Брызги фонтана щекочут лицо, и я смеюсь, подставляю ладонь под тугие струи, и смеюсь, наслаждаясь нежной лаской воды. Чьи-то руки закрывают глаза, и запах мандаринов раскрывает загадку незнакомца.
— Привет, Земляничка, — хриплый шепот обжигает ухо, мурашки танцуют танго по ставшей вмиг чувствительной коже.

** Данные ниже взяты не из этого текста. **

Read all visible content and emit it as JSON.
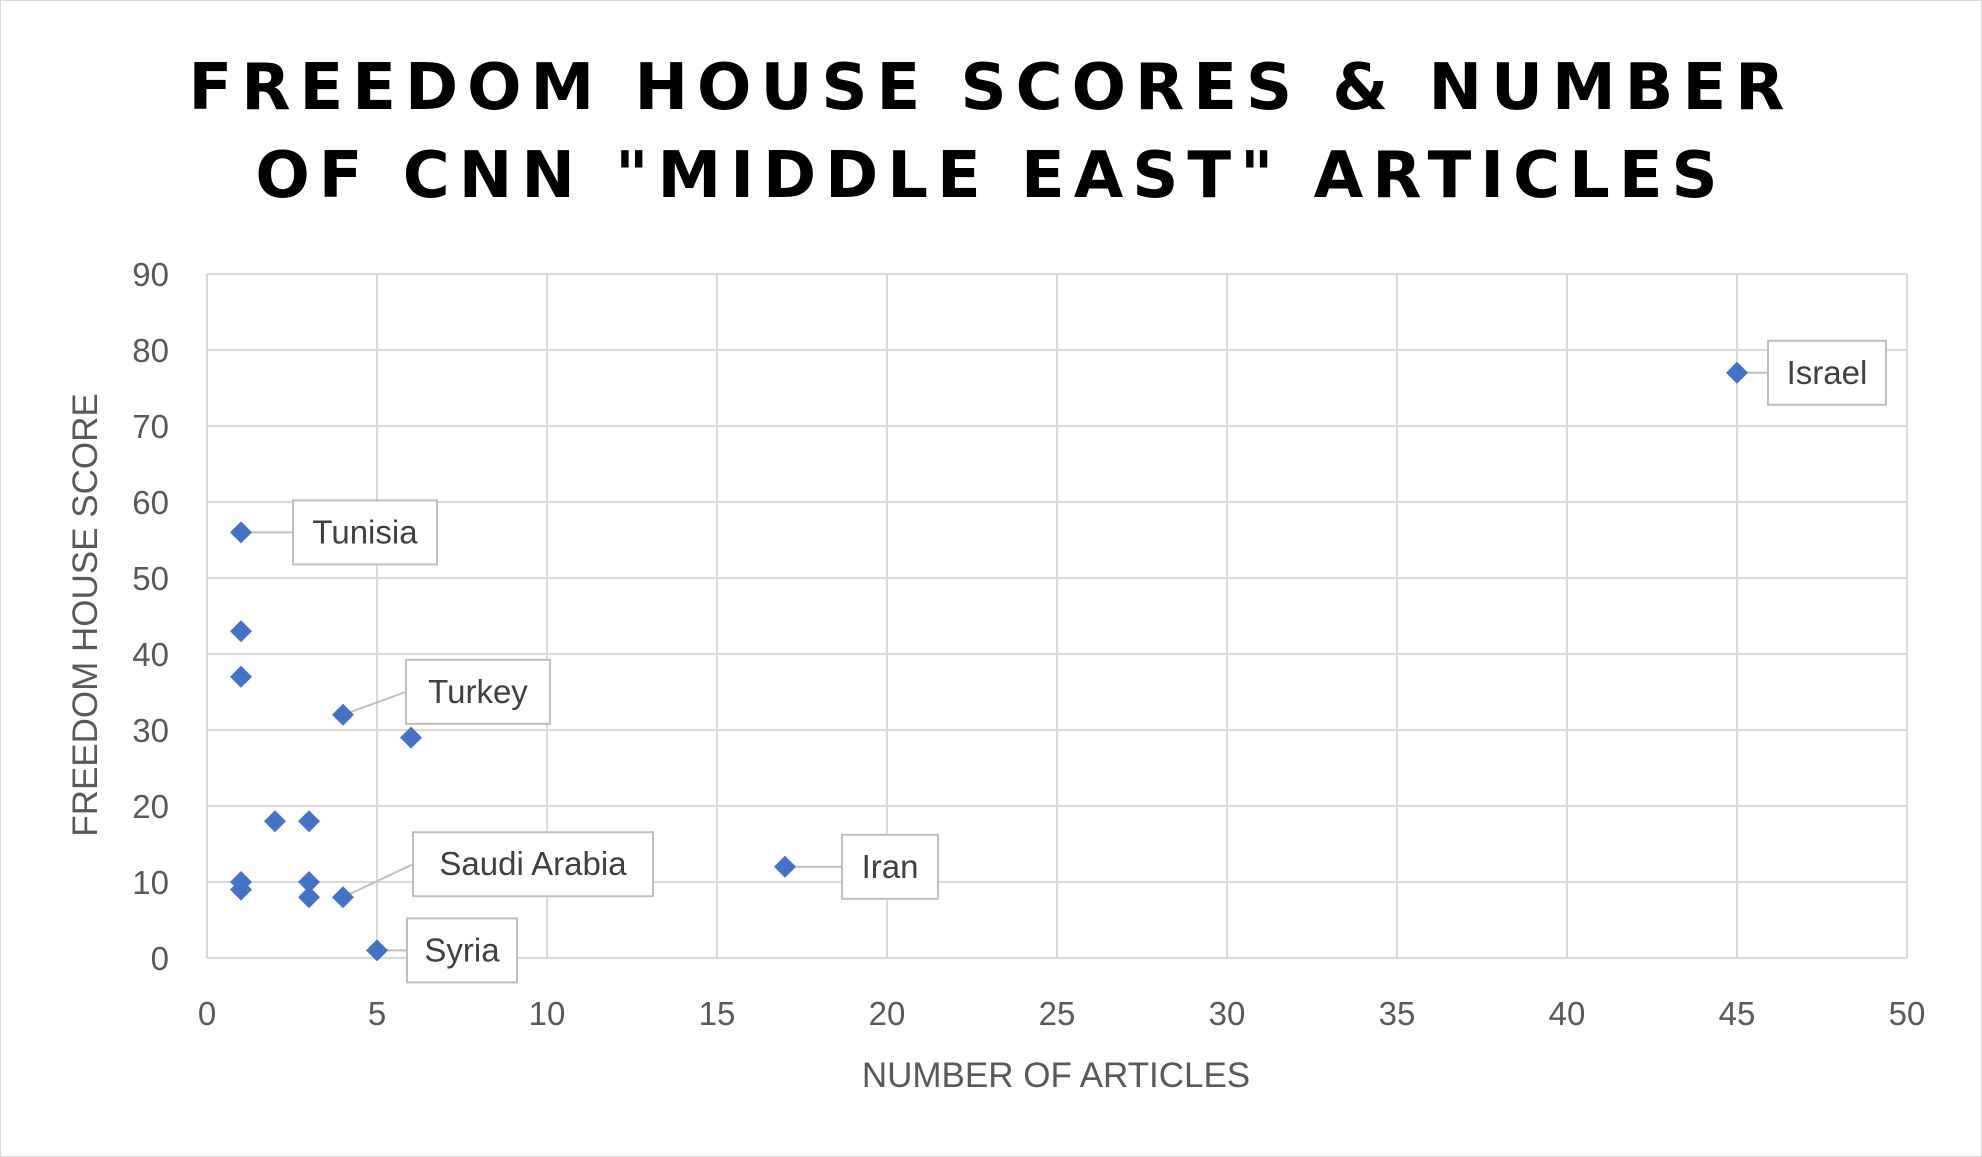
{
  "chart_data": {
    "type": "scatter",
    "title_lines": [
      "FREEDOM HOUSE SCORES & NUMBER",
      "OF CNN \"MIDDLE EAST\" ARTICLES"
    ],
    "xlabel": "NUMBER OF ARTICLES",
    "ylabel": "FREEDOM HOUSE SCORE",
    "xlim": [
      0,
      50
    ],
    "ylim": [
      0,
      90
    ],
    "x_ticks": [
      0,
      5,
      10,
      15,
      20,
      25,
      30,
      35,
      40,
      45,
      50
    ],
    "y_ticks": [
      0,
      10,
      20,
      30,
      40,
      50,
      60,
      70,
      80,
      90
    ],
    "grid": true,
    "marker": "diamond",
    "marker_color": "#4472c4",
    "gridline_color": "#d9d9d9",
    "points": [
      {
        "x": 45,
        "y": 77,
        "label": "Israel"
      },
      {
        "x": 1,
        "y": 56,
        "label": "Tunisia"
      },
      {
        "x": 1,
        "y": 43,
        "label": ""
      },
      {
        "x": 1,
        "y": 37,
        "label": ""
      },
      {
        "x": 4,
        "y": 32,
        "label": "Turkey"
      },
      {
        "x": 6,
        "y": 29,
        "label": ""
      },
      {
        "x": 2,
        "y": 18,
        "label": ""
      },
      {
        "x": 3,
        "y": 18,
        "label": ""
      },
      {
        "x": 17,
        "y": 12,
        "label": "Iran"
      },
      {
        "x": 1,
        "y": 10,
        "label": ""
      },
      {
        "x": 1,
        "y": 9,
        "label": ""
      },
      {
        "x": 3,
        "y": 10,
        "label": ""
      },
      {
        "x": 3,
        "y": 8,
        "label": ""
      },
      {
        "x": 4,
        "y": 8,
        "label": "Saudi Arabia"
      },
      {
        "x": 5,
        "y": 1,
        "label": "Syria"
      }
    ]
  }
}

— Здравствуй, Пепел, — улыбаюсь, губами касаясь шершавой ладони. И разворачиваюсь в его руках, носом уткнувшись в нежные цветы. Гляжу во все глаза на тугой букет незабудок.
— Это...мне? — и руки сами ложатся на длинные пальцы Руслана, обхватившие букет.
— Нет, фонтану, — фыркает Руслан. — Конечно, тебе, моя сладкая, — и притягивает меня к себе вместе с букетом. Касается губами губ. И я впервые не отстраняюсь от него, напрочь забыв, что мы стоим на центральной площади, и что нас могут увидеть. Обескураженная его жестом. Ним самим сегодня. И эти цветы. Незабудки.
— Рус, — шепчу тихо-тихо. И он с удивлением заглядывает в мои влажные от слез глаза.
— Не понял? Что за мокрота, Земляничка? — хмурится.
И я тороплюсь стереть морщинку между его бровей, а потом смущенно уткнуться носом в голубые цветы, пахнущие горьким медом. Для меня только так.
— Я...я что-то сделал не так? — он растерян, а я чувствую себя непозволительно счастливой. И это так странно.
Качаю головой и теряюсь в его объятиях, смешивая запах цветов с его ароматом.
— Ксанка? — зовет, отстраняясь, чтобы отыскать мое лицо.
— Все хорошо, Рус, — улыбаюсь смущенно.
— Что-то по тебе не видно, — продолжает хмуриться. А я становлюсь на носочки и тянусь губами к его недоверчиво сощуренным глазам. Он прикрывает веки, позволяя мне легкий поцелуй.
— Просто мне никто никогда не дарил цветов, — признаюсь.
— Да ладно? — и смотрит недоверчиво, а я лишь пожимаю плечами. — Ты сейчас серьезно?
Киваю, даже не подозревая, на что подписалась…
Он дарил цветы каждый день. Удивлял в каждую нашу встречу, а я перечеркнула все одним махом.
Ну почему я так и не смогла его полюбить?
Я сбегаю из дома, пропахшего Русланом, в сентябрьский дождь. Бегу, позволяя дождю смыть с себя его запах, вымыть из души прошлое. Только ничего не выходит, потому что стылый взгляд и дикий смех не стереть из памяти. Он приходит во снах, зовет, утягивая в черную бездну, где нет ничего, кроме холода и боли.
И так семь мучительных дней. На восьмой я снова прихожу к нему. Игнат помогает с разрешением на свидание, но «добрый» доктор не пускает.
— Он очень опасен… — только и говорит.
А еще через два дня я получаю судебный запрет на посещение клиники. Только вот они не рассчитали, что это только раззадорит меня. И я влезаю в это дело по самое не балуй: окапываюсь в документах, перепроверяю улики, езжу на место преступления и вдруг нахожу то, чего не увидела сразу. То, что может в корне изменить все.